We have all been in situations where we went to a doctor when we’re feeling unwell and after finding out the consultation fee, we think that it would have been much better to just have waited out the illness. MachineHack’s latest hackathon now gives you a chance to model and predict doctor’s fee. You can use this article to submit your first solution and then go on to create awesome and better models.
1) Open your favourite browser and go to https://www.machinehack.com/course/predict-a-doctors-consultation-fees-hackathon/
2) Click the login button on the top right corner. If you are a new user click on sign up and register on MachineHack with your email, otherwise enter your email and password and click “log in”.

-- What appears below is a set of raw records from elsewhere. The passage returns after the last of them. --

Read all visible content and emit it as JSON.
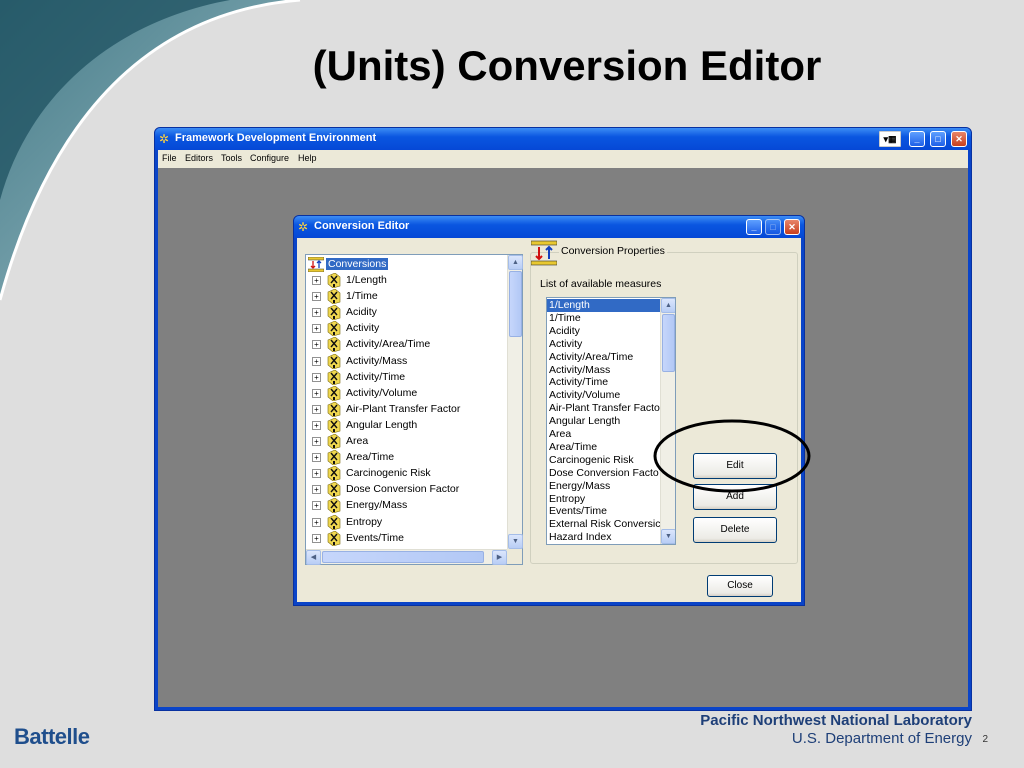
{
  "slide": {
    "title": "(Units) Conversion Editor",
    "footer_left": "Battelle",
    "footer_org": "Pacific Northwest National Laboratory",
    "footer_dept": "U.S. Department of Energy",
    "page_number": "2"
  },
  "app": {
    "title": "Framework Development Environment",
    "menu": [
      "File",
      "Editors",
      "Tools",
      "Configure",
      "Help"
    ]
  },
  "dialog": {
    "title": "Conversion Editor",
    "tree_root": "Conversions",
    "tree_items": [
      "1/Length",
      "1/Time",
      "Acidity",
      "Activity",
      "Activity/Area/Time",
      "Activity/Mass",
      "Activity/Time",
      "Activity/Volume",
      "Air-Plant Transfer Factor",
      "Angular Length",
      "Area",
      "Area/Time",
      "Carcinogenic Risk",
      "Dose Conversion Factor",
      "Energy/Mass",
      "Entropy",
      "Events/Time"
    ],
    "properties_title": "Conversion Properties",
    "list_label": "List of available measures",
    "measures": [
      "1/Length",
      "1/Time",
      "Acidity",
      "Activity",
      "Activity/Area/Time",
      "Activity/Mass",
      "Activity/Time",
      "Activity/Volume",
      "Air-Plant Transfer Facto",
      "Angular Length",
      "Area",
      "Area/Time",
      "Carcinogenic Risk",
      "Dose Conversion Facto",
      "Energy/Mass",
      "Entropy",
      "Events/Time",
      "External Risk Conversic",
      "Hazard Index"
    ],
    "selected_measure": "1/Length",
    "buttons": {
      "edit": "Edit",
      "add": "Add",
      "delete": "Delete",
      "close": "Close"
    }
  },
  "colors": {
    "xp_title": "#0a56e0",
    "selection": "#316ac5",
    "workspace": "#808080",
    "dialog_face": "#ece9d8"
  }
}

3) After logging in, click on “Hackathons” which will take you to the “All Hackathons” page. There, choose our latest hackathon “Predict A Doctor’s Consultation Fee Hackathon ”. Read through each of the highlighted sections of the Hackathon to understand the problem clearly.
4) Click on “Start Hackathon” to enter the challenge, read through the rules and click on “Start Course” which will take you to the submission page
5) Downloading the data and submitting your solution: In the submission page, the training set, test set and sample submission can be downloaded from the “Attachment” section and your submissions can be made by following the submit link in the “Assignment” section as highlighted below.
Caution:
After you click on “Finish Hackathon” you cannot submit any more entries. Finish the hackathon only when you have no more submissions to make.
Solving The Predict A Doctor’s Consultation Fee Hackathon
A. Understanding the problem
Predict A Doctor’s Consultation Fee Hackathon is about predicting the fee a doctor will charge for consultation based on the following features.
Qualification: Qualification and degrees held by the doctor
Experience: Experience of the doctor in years
Rating: Rating given by patients
Profile: Type of the doctor
Miscellaeous_Info: Extra information about the doctor
Place: Area and the city where the doctor is located.
Since we are going to predict whole numbers, the problem is a regression problem.
B. Data Cleaning
Data Cleaning and pre-processing is an essential part of creating any machine learning model. The cleaner the data the better the prediction. The data provided is raw and may contain missing values or fields. Make sure to clean your data before you start building your models.
Follow the link to get yourself started with Data Preprocessing in Python and R.
C. Coding Your First Regression Problem
import pandas as pd
training_set = pd.read_excel("Final_Train.xlsx")
test_set = pd.read_excel("Final_Test.xlsx")
X_train = training_set.iloc[:,0:6].values
Y_train = training_set.iloc[:,-1].values
X_test = test_set.iloc[:,0:6].values
# Data Preprocessing
"""Follow the instructions at :
https://analyticsindiamag.com/data-pre-processing-in-python/ to perform Data-Preprocessing or Cleaning"""
# Using Decision Tree Regressor to Predict the Doctor Fees
#importing the library for Decision Tree Regressor
from sklearn.tree import DecisionTreeRegressor
#Initializing the Deision Tree Regressor
dtr = DecisionTreeRegressor()
# Fitting the Decision Tree Regressor with training Data
dtr.fit(X_train,Y_train)
# Predicting the values(Fees) for Test Data
Y_pred_dtr = scaler.inverse_transform(dtr.predict(X_test))
"""NOTE:scaler.inverse_transform is used to inverse the scaling"""
# Saving the Predicted values in to an Excel file
pd.DataFrame(Y_pred_dtr, columns = ['Fees']).to_excel("predictions_tree.xlsx", index = False)
D. Submitting your solution
Go to the submission page as shown in step 5 above and click on “Submit Doctor’s Fees” in the “Assignment” section. Select the file you want to upload, add a comment and click on “Submit Assignment”.
E. Checking your Score
Check the hackathon’s leaderboard. The scores of your submission will be updated within five minutes after submission.